第15回丹波大納言小豆品評会(主催・丹波ひかみ農業協同組合) ~より高品質で美しい小豆をめざして~

昨年十月中旬から収穫が始まった、丹波大納言小豆。
同一品種の丹波大納言小豆ですが、栽培方法や場所によって品質、収量に差が出てきます。
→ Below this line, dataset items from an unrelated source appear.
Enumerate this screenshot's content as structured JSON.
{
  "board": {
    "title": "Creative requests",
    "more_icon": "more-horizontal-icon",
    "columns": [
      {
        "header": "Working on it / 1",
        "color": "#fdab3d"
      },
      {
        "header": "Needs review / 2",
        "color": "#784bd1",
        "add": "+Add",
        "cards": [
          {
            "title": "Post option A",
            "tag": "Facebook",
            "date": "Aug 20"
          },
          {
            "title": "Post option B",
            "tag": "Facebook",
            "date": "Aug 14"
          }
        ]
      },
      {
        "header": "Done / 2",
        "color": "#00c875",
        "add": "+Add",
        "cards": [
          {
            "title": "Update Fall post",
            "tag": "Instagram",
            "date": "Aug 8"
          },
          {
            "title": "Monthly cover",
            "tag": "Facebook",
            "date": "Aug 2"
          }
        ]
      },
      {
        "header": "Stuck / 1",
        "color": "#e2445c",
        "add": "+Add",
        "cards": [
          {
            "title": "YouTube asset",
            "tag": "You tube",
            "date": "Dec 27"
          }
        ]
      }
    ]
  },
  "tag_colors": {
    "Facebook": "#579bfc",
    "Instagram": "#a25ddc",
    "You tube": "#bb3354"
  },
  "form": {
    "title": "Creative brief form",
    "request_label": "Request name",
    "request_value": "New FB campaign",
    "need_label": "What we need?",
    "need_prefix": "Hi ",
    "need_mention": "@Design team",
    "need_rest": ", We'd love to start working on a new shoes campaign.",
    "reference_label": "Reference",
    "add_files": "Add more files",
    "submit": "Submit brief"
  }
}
コンクールに出品された小豆。黒トレイに入れられ並べられています

コンクールに出品された小豆。黒トレイに入れられ並べられています

今回は、そんな丹波大納言小豆の品評会・審査会場へお邪魔しました。特に見た目が美しく品質も高い、選り抜きの小豆がここで選ばれるというわけです。

以下のような、審査基準があります。
まず、丹波市産の小豆であり、その特徴がよく出ていること。
粒が大きく、色調に深い赤みがかかっていること。
形が角ばっていて、俵型であること。
粒の大きさが揃っていること。
病害虫の被害が少ないこと。
水分が17パーセント以下であること。

まず「粒が大きいこと」とありながら、なおかつ「粒が揃っていること」とある審査基準。とびきり大きい粒と小さい粒があるものよりも、大きさのそろったものの方が高評価です。
これは、小豆が食される際「炊かれる」ことを見越してのこと。小豆を炊くときに、すべての小豆が同じ炊き具合になることが、小豆の美味しさを引き出す大きなポイントになります。だから粒のそろったの小豆は高評価となるのです。

深い赤みであること、そして角ばっていること。
こちらは丹波大納言小豆の大きな2つの特徴です。
粒の色は薄い赤色ではなく、深く濃い独特の赤い色。
そして形は少し角ばった俵型。幅の広さと安定性があるので、縦に積み上げることもできるほどです。

この丹波大納言小豆ならではの特徴をそのままに、上手に出すことのできている小豆が品評会では上位に選ばれやすい小豆だといえます。

小豆を手に取り、形と色を吟味しています

小豆を手に取り、形と色を吟味しています

審査は、農業改良普及センターやJA職員からなる審査員一人ひとりが1点1点丁寧に観察し、より審査基準に適していると思われるものを選んでいきます。

抽出された小豆には、たくさんの付箋が貼られています

抽出された小豆には、たくさんの付箋が貼られています

次に、選ばれた小豆について、重量と水分を量ります。
専用の道具を使って小豆を100粒ずつとりわけて、重さを量ります。また機械で水分を測定し、審査基準を満たしているかどうかが判断されます。

小豆を取り分ける道具。この道具のくぼみ一つ一つに小豆が入るとちょうど100粒になります。

小豆を取り分ける道具。この道具のくぼみ一つ一つに小豆が入るとちょうど100粒になります。

 

水分を測定する機械。上部に小豆を入れます。

水分を測定する機械。上部に小豆を入れます。

このようにして120点を超える小豆の中から10点以下に絞り込みます。、そこから全員で。「色はどうか、大きさはどうか、粒のそろい具合はどうか。」と入賞にふさわしい小豆を選んでいきます。黒のトレイから白のトレイに移し替えたり、様々な角度から眺めたりすることで公正に審議を重ねていきます。

水分量、重量が付箋に記載されます。これも審査の基準になります

水分量、重量が付箋に記載されます。これも審査の基準になります

 

上位の小豆だけをえりすぐり、真剣に討議を重ねる審査員の方々

上位の小豆だけをえりすぐり、真剣に討議を重ねる審査員の方々

こうして選ばれた上位5点の小豆には、兵庫県知事賞、丹波農業改良普及センター所長賞、丹波市長賞、丹波ひかみ農業協同組合長賞、全国農業協同組合連合会兵庫県本部長賞が贈られ、その生産者は2月7日のJA丹波ひかみ農業振興大会にて表彰されます。

見事入賞した5種の丹波大納言小豆

見事入賞した5点の丹波大納言小豆

このように表彰されることが、生産者の方にとってうれしい励みとなり、今後もより品質の高い小豆を作ろうというモチベーションにもつながっていくことでしょう。
「昨年度や今年度は悪天候のため、このような農産物にはあまり良い環境とは言えなかった。それでもこうして高品質なものを作り続けるというのは、生産者の方の腕と努力ですね。素晴らしいことです」
時に切磋琢磨をし、育てたものが評価される。そのことで生産者の方とともに「丹波大納言小豆」のブランド品質を高めていくことにつなげていきたい。審査会場での真剣な討議の姿に、そんな思いが込められていました。

丹波県民局丹波農業改良普及センターのお二人。

丹波県民局丹波農業改良普及センターのお二人。

品評会審査委員長の秋山隆所長(右)と、高橋寛之さんにお話を伺いました。